Umweltministerin diskutiert mit jungen Landwirten

Nach ihrer Besichtigung des neuen Schweinestalls von Familie Junker in Volbringen in der vergangenen Woche nahm sich die Ministerin für Umwelt, Landwirtschaft, Natur- und Verbraucherschutz, Ursula Heinen-Esser (CDU) noch eine knappe Stunde Zeit, um sich mit jungen Landwirtinnen und Landwirten über die Zukunft ihres Berufsstandes auszutauschen. Auf Einladung des heimischen CDU-Landtagsabgeordneten Heinrich Frieling und des Vorsitzenden des CDU-Kreisagrarausschusses Georg Busemann traf sich die Ministerin auf dem Hof Münstermann in Oberense mit rund 20 amtierenden oder angehenden Betriebsinhabern aus der Region, darunter vor allem auch Auszubildende und Junglandwirtinnen und -landwirte.

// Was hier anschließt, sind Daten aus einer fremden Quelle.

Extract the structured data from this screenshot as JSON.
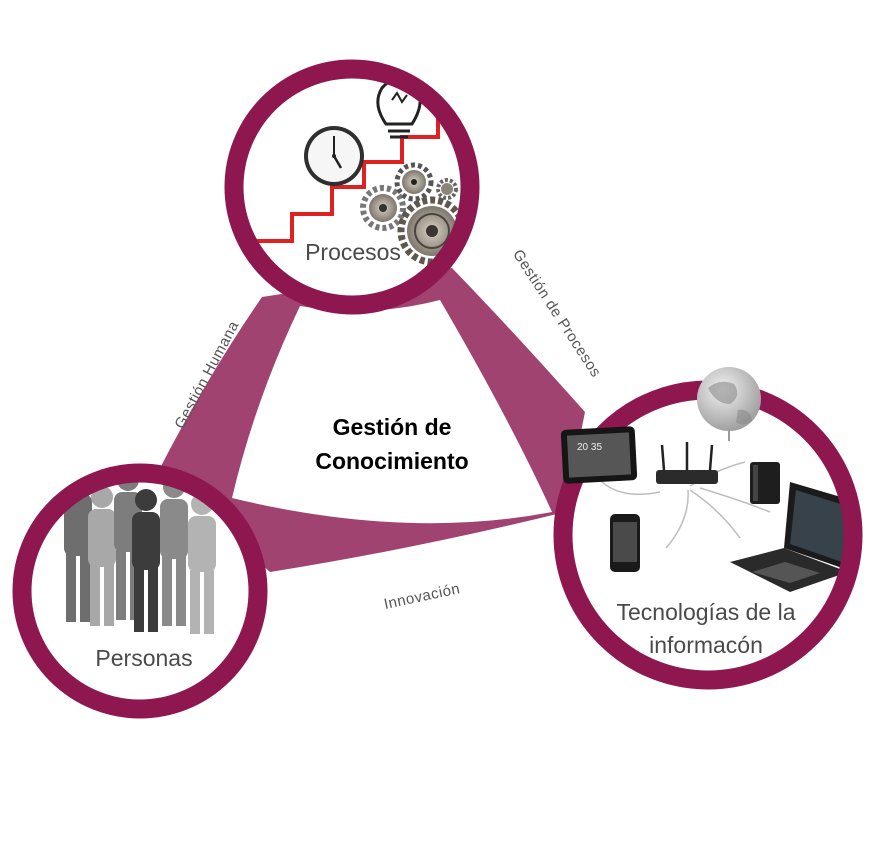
{
  "center": {
    "line1": "Gestión de",
    "line2": "Conocimiento"
  },
  "nodes": {
    "procesos": "Procesos",
    "personas": "Personas",
    "tecnologias_line1": "Tecnologías de la",
    "tecnologias_line2": "informacón"
  },
  "edges": {
    "gestion_humana": "Gestión Humana",
    "gestion_procesos": "Gestión de Procesos",
    "innovacion": "Innovación"
  },
  "tablet_clock": "20 35",
  "colors": {
    "ring": "#8f1750",
    "band": "#a04371",
    "stairs": "#e02121"
  }
}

In freundlicher Atmosphäre kamen dabei ernste Themen zur Sprache, die den Betroffenen Sorgen für die Zukunft ihres Berufes in Deutschland machen, vor allem hinsichtlich der Tierhaltung. Beispielhaft ist dafür die aktuelle Diskussion um die Ferkelkastration. Bleibt es bei der nur in Deutschland geltenden strengen Gesetzeslage, ohne dass innerhalb der nächsten beiden Jahre eine Lösung gefunden wird, die sowohl der Gesetzeslage, aber auch dem Arbeitsschutz und der wirtschaftlichen Machbarkeit für Tierärzte und Landwirte gerecht wird, droht die weitere Verlagerung ins weniger strenge Ausland. Unterstützung erhoffen sich die Landwirte von der Ministerin aber auch gegenüber dem Einzelhandel, der die Bemühungen der Landwirtschaft für mehr Tierwohl letztendlich annehmen und vermarkten muss, wenn diese den Verbraucher erreichen sollen.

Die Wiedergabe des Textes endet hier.